Un matin, la cheffe préposée aux bénéficiaires et moi avons eu une confrontation au sujet de mon problème d’incontinence. Cette dernière « m’avait menacé » de me réveiller les matins suivants une heure à l’avance pour qu’ils me mettent aux toilettes pour que je ne fasse jamais plus dans ma couche et qu’elle ait besoin de me changer!

Lors de mon entrée au gym ce matin-là, mon physiothérapeute constate que je suis très perturbé et m’en demande la raison. Je lui explique ce qu’il vient de se passer. Il est monté voir à l’étage cette préposée pour faire le point avec elle. Mes parents ont aussi discuté de cette situation avec l’administration de mon étage d’hébergement et plus jamais, par la suite, je n’ai eu à faire avec cette préposée. Mon incontinence s’est atténuée assez rapidement, sans stress, avec mes traitements et stratégies d’ergothérapie.

Si personne n’était intervenu comme l’a fait mon physiothérapeute et mes parents, j’aurais continué à vivre un grand stress et ma réadaptation en aurait été affectée.

 

Quatrième expérience

En phase 3 de ma réadaptation, j’ai développé une incompatibilité avec ma physiothérapeute qui était sur le bord de la retraite et de la « vieille école ». Je mettais énormément d’emphase sur mon désir de remarcher le mieux possible et, de plus, je voulais m’entraîner dans le gymnase de l’institution. Elle me répétait que cela ne servait à rien et que je ne remarcherais probablement plus de façon fonctionnelle. Rien pour m’encourager! Devant cette situation et le peu de progrès que je faisais, mes parents m’ont aidé et nous avons fait une démarche pour changer d’intervenante.  Nous avons eu la chance d’être entendus et c’est alors qu’une kinésiologue possédant une maîtrise en neuro-mobilité que j’avais rencontrée dans le gymnase, m’a pris sous son aile. Et avec elle, j’ai fait des progrès immenses en marche et mobilité.

Grâce au partenariat établi entre mes parents, l’administration et moi-même nous avons pu trouver une solution et le fait de pouvoir bénéficier d’une personne qui s’adapte et croit en moi m’a beaucoup motivé et m’a permis de faire des progrès significatifs. 

Je vous remercie de m’avoir lu, je crois, que mon expérience donne de bons exemples personnels de partenariat de soin et de services.
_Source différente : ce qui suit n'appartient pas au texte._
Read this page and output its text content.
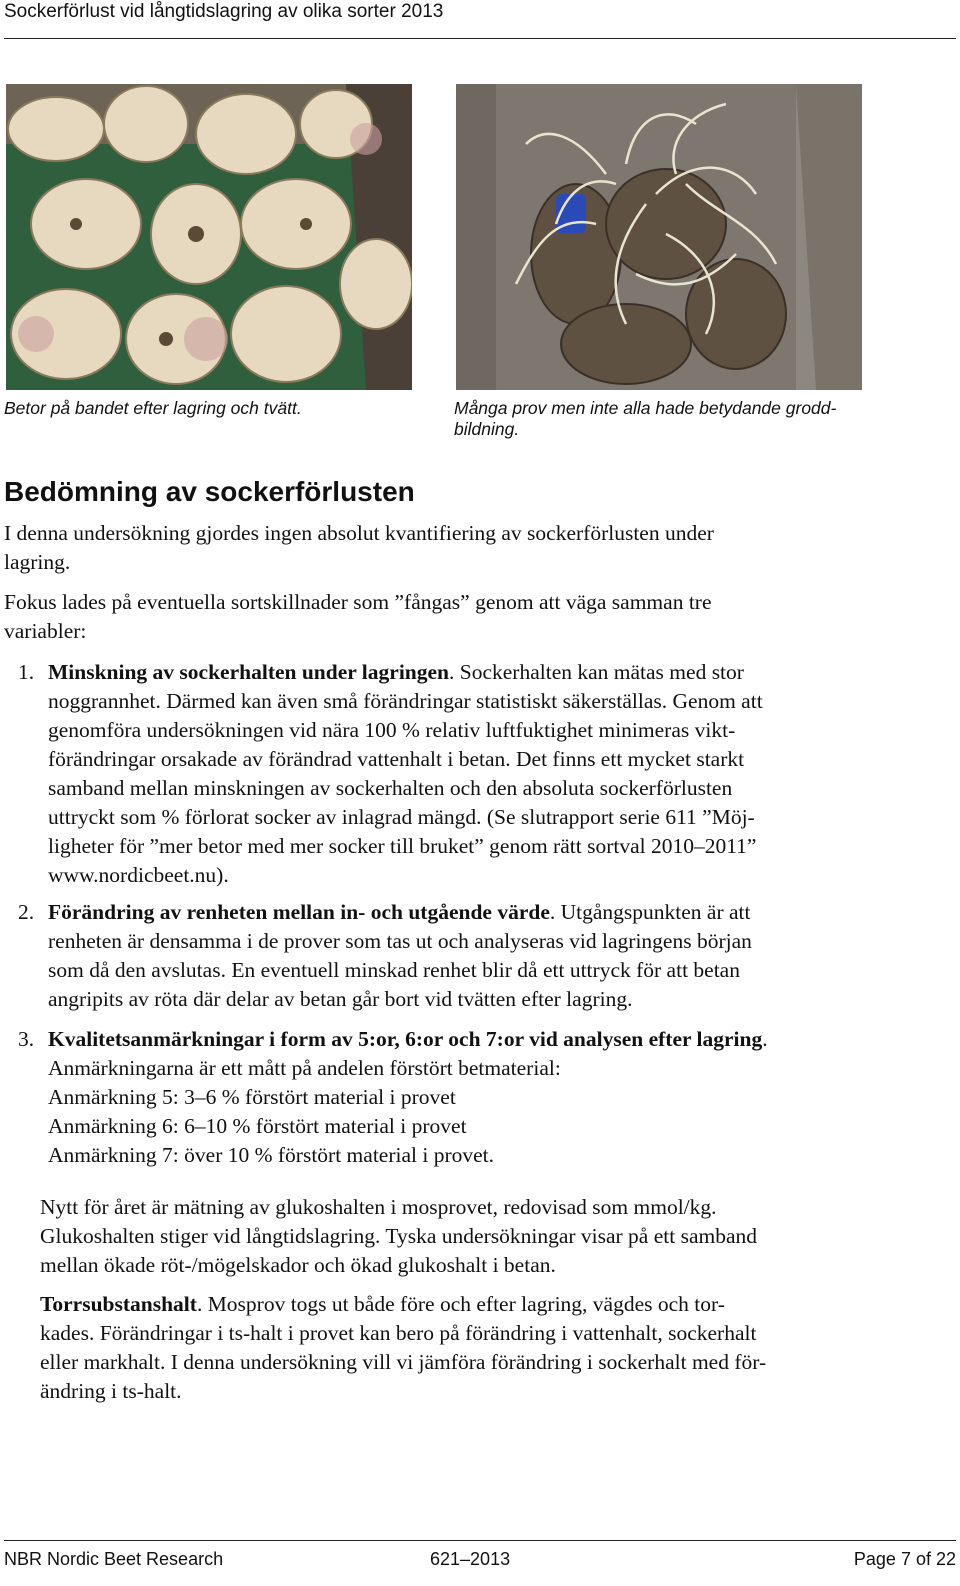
Sockerförlust vid långtidslagring av olika sorter 2013
Betor på bandet efter lagring och tvätt.	Många prov men inte alla hade betydande grodd-
bildning.
Bedömning av sockerförlusten
I denna undersökning gjordes ingen absolut kvantifiering av sockerförlusten under
lagring.
Fokus lades på eventuella sortskillnader som ”fångas” genom att väga samman tre
variabler:
1. Minskning av sockerhalten under lagringen. Sockerhalten kan mätas med stor
noggrannhet. Därmed kan även små förändringar statistiskt säkerställas. Genom att
genomföra undersökningen vid nära 100 % relativ luftfuktighet minimeras vikt-
förändringar orsakade av förändrad vattenhalt i betan. Det finns ett mycket starkt
samband mellan minskningen av sockerhalten och den absoluta sockerförlusten
uttryckt som % förlorat socker av inlagrad mängd. (Se slutrapport serie 611 ”Möj-
ligheter för ”mer betor med mer socker till bruket” genom rätt sortval 2010–2011”
www.nordicbeet.nu).
2. Förändring av renheten mellan in- och utgående värde. Utgångspunkten är att
renheten är densamma i de prover som tas ut och analyseras vid lagringens början
som då den avslutas. En eventuell minskad renhet blir då ett uttryck för att betan
angripits av röta där delar av betan går bort vid tvätten efter lagring.
3. Kvalitetsanmärkningar i form av 5:or, 6:or och 7:or vid analysen efter lagring.
Anmärkningarna är ett mått på andelen förstört betmaterial:
Anmärkning 5: 3–6 % förstört material i provet
Anmärkning 6: 6–10 % förstört material i provet
Anmärkning 7: över 10 % förstört material i provet.
Nytt för året är mätning av glukoshalten i mosprovet, redovisad som mmol/kg.
Glukoshalten stiger vid långtidslagring. Tyska undersökningar visar på ett samband
mellan ökade röt-/mögelskador och ökad glukoshalt i betan.
Torrsubstanshalt. Mosprov togs ut både före och efter lagring, vägdes och tor-
kades. Förändringar i ts-halt i provet kan bero på förändring i vattenhalt, sockerhalt
eller markhalt. I denna undersökning vill vi jämföra förändring i sockerhalt med för-
ändring i ts-halt.
NBR Nordic Beet Research	621–2013	Page 7 of 22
Ce contenu a été mis à jour le 14 janvier 2019 à 14 h 26 min.

Commentaires

2 commentaires pour “Portrait de patient : Nicolas Steresco”

Jean-Pierre Robitaille

28 avril 2021 à 10 h 26 min

Bonjour, j’ai moi même été a de multiples reprises opérés au genou et à la jambe gauche. Je suis resté avec des douleurs chronique. Je recherche un médecin spécialisé afin d’obtenir un nouvel avis professionnel. J’apprécierais connaître le spécialiste qui vous a opéré et les thérapeutes qui ont fiaient le suivi postopératoire. Suite aux opérations, j’ai présentement une prothèse de genou qui me fait grandement souffrir. Merci beaucoup de bien vouloir m’informer.